The industrial design field is dominated by men (95%), which may explain why power tools are designed without consideration for women who might be using them. Similarly, backpacks are often designed to suit only male users.
Phoebe Philo’s clothes are beloved for their sartorial simplicity, but the real reason her fans love them is that they’re designed by a woman who understands a woman’s life.
1. Geoffrey Beene
Geoffrey Beene was a cerebral designer whose minimalist dresses and gowns made an indelible mark on 20th-century American fashion. He grew up in Haynesville, Louisiana, and attended medical school at Tulane University. But he was always sketching Adrian gowns over the figures in his Grey’s Anatomy textbook, and soon dropped out to pursue a career in design. He started his eponymous label after stints in the window displays at I. Magnin in Los Angeles, New York’s Traphagan School of Fashion and in Paris.
He viewed clothing as structural, even architectural, with bones as beams and columns, and manipulated shapes to emphasize movement, symmetry, and proportions. His lace dresses exposed the body in daring, form-fitting gyres of inset lace and showed off its angles like no other dressmaker since Balenciaga.
2. Bill Blass
Blass was a master of marketing and licensing, putting his name on everything from hosiery to perfume to bedspreads to furs. He was also a savvy businessman, funneling his profits into his clothing line and using a Madison Avenue copywriter to devise witty ads that used his malleable surname as puns.
Blass grew up in Fort Wayne, Indiana, but was inspired by the glamor and sophistication of fashion magazines, sketching red-carpet looks in his school notebooks. After graduating from high school, he moved to New York City and began designing for manufacturers in the Seventh Avenue garment district.

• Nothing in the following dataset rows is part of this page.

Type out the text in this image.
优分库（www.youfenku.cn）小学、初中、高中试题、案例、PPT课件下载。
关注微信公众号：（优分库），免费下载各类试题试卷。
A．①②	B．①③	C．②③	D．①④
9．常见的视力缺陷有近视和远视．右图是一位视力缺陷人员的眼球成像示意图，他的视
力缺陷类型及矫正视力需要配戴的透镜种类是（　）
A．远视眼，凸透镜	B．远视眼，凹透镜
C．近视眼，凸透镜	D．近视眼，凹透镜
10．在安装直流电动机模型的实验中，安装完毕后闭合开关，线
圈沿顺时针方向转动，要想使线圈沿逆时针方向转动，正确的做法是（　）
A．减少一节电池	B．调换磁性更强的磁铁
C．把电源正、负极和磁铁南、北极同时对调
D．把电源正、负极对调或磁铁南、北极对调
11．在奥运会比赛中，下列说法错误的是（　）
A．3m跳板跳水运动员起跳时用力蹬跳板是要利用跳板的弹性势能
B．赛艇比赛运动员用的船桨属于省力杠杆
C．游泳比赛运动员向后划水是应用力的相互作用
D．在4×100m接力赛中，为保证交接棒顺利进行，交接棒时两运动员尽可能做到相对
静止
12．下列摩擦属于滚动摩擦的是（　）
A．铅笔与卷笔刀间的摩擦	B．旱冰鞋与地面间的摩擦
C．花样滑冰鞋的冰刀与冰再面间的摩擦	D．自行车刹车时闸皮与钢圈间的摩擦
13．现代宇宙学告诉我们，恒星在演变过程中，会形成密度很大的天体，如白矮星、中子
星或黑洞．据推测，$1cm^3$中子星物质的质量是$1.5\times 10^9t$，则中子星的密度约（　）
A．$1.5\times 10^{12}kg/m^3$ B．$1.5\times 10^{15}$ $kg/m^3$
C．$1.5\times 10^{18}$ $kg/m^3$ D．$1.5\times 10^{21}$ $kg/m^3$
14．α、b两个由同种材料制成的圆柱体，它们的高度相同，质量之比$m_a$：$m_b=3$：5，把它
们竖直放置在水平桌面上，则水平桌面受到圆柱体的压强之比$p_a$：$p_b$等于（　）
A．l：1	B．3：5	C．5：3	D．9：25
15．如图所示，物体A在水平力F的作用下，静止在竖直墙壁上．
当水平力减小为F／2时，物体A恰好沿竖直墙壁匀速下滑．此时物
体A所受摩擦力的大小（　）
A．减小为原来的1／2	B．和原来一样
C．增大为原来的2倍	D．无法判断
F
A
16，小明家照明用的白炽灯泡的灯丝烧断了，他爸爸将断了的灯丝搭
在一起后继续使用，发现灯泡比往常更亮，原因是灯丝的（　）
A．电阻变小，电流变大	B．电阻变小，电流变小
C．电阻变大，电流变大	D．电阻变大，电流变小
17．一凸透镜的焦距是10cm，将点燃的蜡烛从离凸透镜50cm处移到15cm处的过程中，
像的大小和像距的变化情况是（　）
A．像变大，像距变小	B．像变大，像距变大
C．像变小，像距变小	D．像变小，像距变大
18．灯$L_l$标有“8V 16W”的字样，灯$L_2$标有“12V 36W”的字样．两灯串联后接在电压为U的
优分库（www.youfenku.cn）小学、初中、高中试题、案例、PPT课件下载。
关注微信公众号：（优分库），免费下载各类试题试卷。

After World War II, he joined Anna Miller and Cio and when her brother Maurice Rentner bought out the company in 1959, he became chief designer. His refined, simple styles were a hit with women of means.
3. Betsey Johnson
Betsey Johnson, 77, was raised in a small white picket fence town in Connecticut and took dance classes as a child, which sparked her interest in costumes. She went on to attend Pratt Institute before transferring to Syracuse University for college.
After winning Mademoiselle magazine’s Guest Editor contest in the ’60s, she got an internship at a New York boutique called Paraphernalia. It was here that she started designing her own clothes, using unconventional fabrics like shower curtains and car interior lining.
Eventually she opened her own store in Manhattan and also designed junior’s line Alley Cat. Her quirky sense of style, characterized by vibrant colors, has always been popular with young women. Olivia Rodrigo, a 19-year-old who’s known for her archival fashion taste, is one of her biggest champions and has been seen in Betsey Johnson pieces.
4. Vera Maxwell
Born Vera Huppe in New York City in 1903, Maxwell began her career in fashion as a fitting model for coat and sportswear manufacturers such as Adler & Adler, Glenhurst, and Max Milstein. After a stint in London she opened her own label, Vera Maxwell Originals, in 1947. Her success owed to her dedication to “style” rather than fashion, designing clothing that was attractive and would hold up over time. Her tweeds in blended colors and her speed suit (which took seventeen seconds to slip into) were the hallmark of her line.
In 1971 she pioneered a fabric called Ultrasuede, a fake suede made in Japan that was easy to care for and took color well. She designed classic dresses and separates for travel until she closed her business in the mid-1980s.
5. Bonnie Cashin
A Californian by birth, Bonnie Cashin grew up on the move along the California coast and apprenticed as a dressmaker before moving to Broadway and Hollywood as a costume designer. She moved back to New York City in 1937 and 1948, working at Adler & Adler and later establishing her own line of clothing, Bonnie Cashin Designs, in 1952.
Her own life and experiences inspired her most famous inventions — like layering, in which she incorporated the kimono concept into everyday fashion with one lightweight wrap on top of another (the Japanese say “cold is a nine-layer day”). Her practicality also brought the convertible skirt to fashion, an easy-to-pop-on design that she developed after needing to wear something longer while walking the dog or taking the kids to the park.